Mengapa Melewati Pintu Bisa Membuat Orang Lupa?

By , Senin, 16 Mei 2016 | 10:00 WIB

Lupa alasan mengapa Anda memasuki ruangan disebut sebagai “doorway effect”, dan ini mungkin bisa mengungkap banyak tentang kekuatan ingatan manusia, dan juga kelemahannya, kata psikolog Tom Stanfford.

Kita semua pernah mengalaminya. Naik ke lantai atas untuk mengambil kunci, tetapi tiba-tiba lupa apa yang ingin Anda cari begitu masuk ke kamar tidur.
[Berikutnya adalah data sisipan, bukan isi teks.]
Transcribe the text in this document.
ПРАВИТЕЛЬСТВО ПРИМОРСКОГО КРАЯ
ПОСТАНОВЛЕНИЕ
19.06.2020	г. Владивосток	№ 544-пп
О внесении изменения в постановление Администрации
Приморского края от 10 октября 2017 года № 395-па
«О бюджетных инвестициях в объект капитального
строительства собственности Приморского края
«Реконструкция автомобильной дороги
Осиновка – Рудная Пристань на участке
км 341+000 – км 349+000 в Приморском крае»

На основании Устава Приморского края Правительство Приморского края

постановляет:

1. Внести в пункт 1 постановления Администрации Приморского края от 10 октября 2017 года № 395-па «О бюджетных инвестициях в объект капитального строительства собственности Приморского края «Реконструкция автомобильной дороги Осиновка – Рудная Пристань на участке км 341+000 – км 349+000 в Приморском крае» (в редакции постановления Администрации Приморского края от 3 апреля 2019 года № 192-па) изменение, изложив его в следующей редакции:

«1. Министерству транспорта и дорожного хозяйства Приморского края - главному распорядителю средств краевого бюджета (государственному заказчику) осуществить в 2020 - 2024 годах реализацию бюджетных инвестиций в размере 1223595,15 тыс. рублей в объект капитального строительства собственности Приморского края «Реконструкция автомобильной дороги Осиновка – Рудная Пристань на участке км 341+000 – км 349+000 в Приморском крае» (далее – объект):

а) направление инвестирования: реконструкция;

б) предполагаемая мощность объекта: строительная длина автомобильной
Buka pintu kulkas, dan menggapai rak tengah, lalu menyadari kita tidak ingat untuk apa awalnya kita membuka pintu lemari es.

Atau katakanlah Anda sedang menunggu menginterupsi teman untuk bertanya hal penting, tapi begitu Anda berhasil menyela Anda malah lupa, “apa sih yang tadi ingin saya katakan?”

Kita bertanya pada audiens yang juga terheran-heran, “Lho, mana kami tahu?”

Kejadian semacam itu cukup memalukan, tapi adalah hal yang umum. Disebut “doorway effect”, fenomena tersebut mengungkap fitur penting tentang bagaimana pikiran kita tersusun.

Memahami fenomena ini mungkin membantu kita menghargai momen singkat itu sebagai lebih dari sekadar hal menjengkelkan (walau tentu tetap saja menjengkelkan).

Fitur-fitur yang ada di pikiran kita mungkin bisa digambarkan dengan baik melalui cerita tentang seorang perempuan yang bertemu dengan tiga tukang bangunan pada jam istirahat makan siang.

“Apa yang Anda lakukan hari ini?,” kata perempuan itu pada tukang nomor satu. “Saya menyusun batu bata di atas bata yang lain,” ujar tukang pertama.

“Apa yang Anda lakukan hari ini?” tanyanya pada tukang nomor dua. “Saya membangun tembok,” jawabnya singkat.

Tetapi tukang ketiga merasa bangga ketika ditanya dan dia menjawab, “Saya membangun katedral!”

!break!

Mungkin Anda mendengar cerita ini sebagai kisah motivasi untuk melihat gambaran besar, tetapi bagi psikolog, pesan moral yang paling penting adalah tiap aksi harus dipikirkan dalam beberapa level agar menjadi sukses.

Tukang nomor tiga mungkin memiliki pandangan yang paling inspiratif tentang pekerjaan mereka, tetapi tidak ada seorang pun yang bisa membangun katedral tanpa mengerti bagaimana meletakkan bata di atas bata yang lain dengan sukses seperti tukang pertama.

Selagi kita beraktivitas, perhatian kita beralih dari satu level ke level lainnya – dari cita-cita dan ambisi ke perencanaan dan strategi, hingga ke level paling bawah yaitu aksi konkret.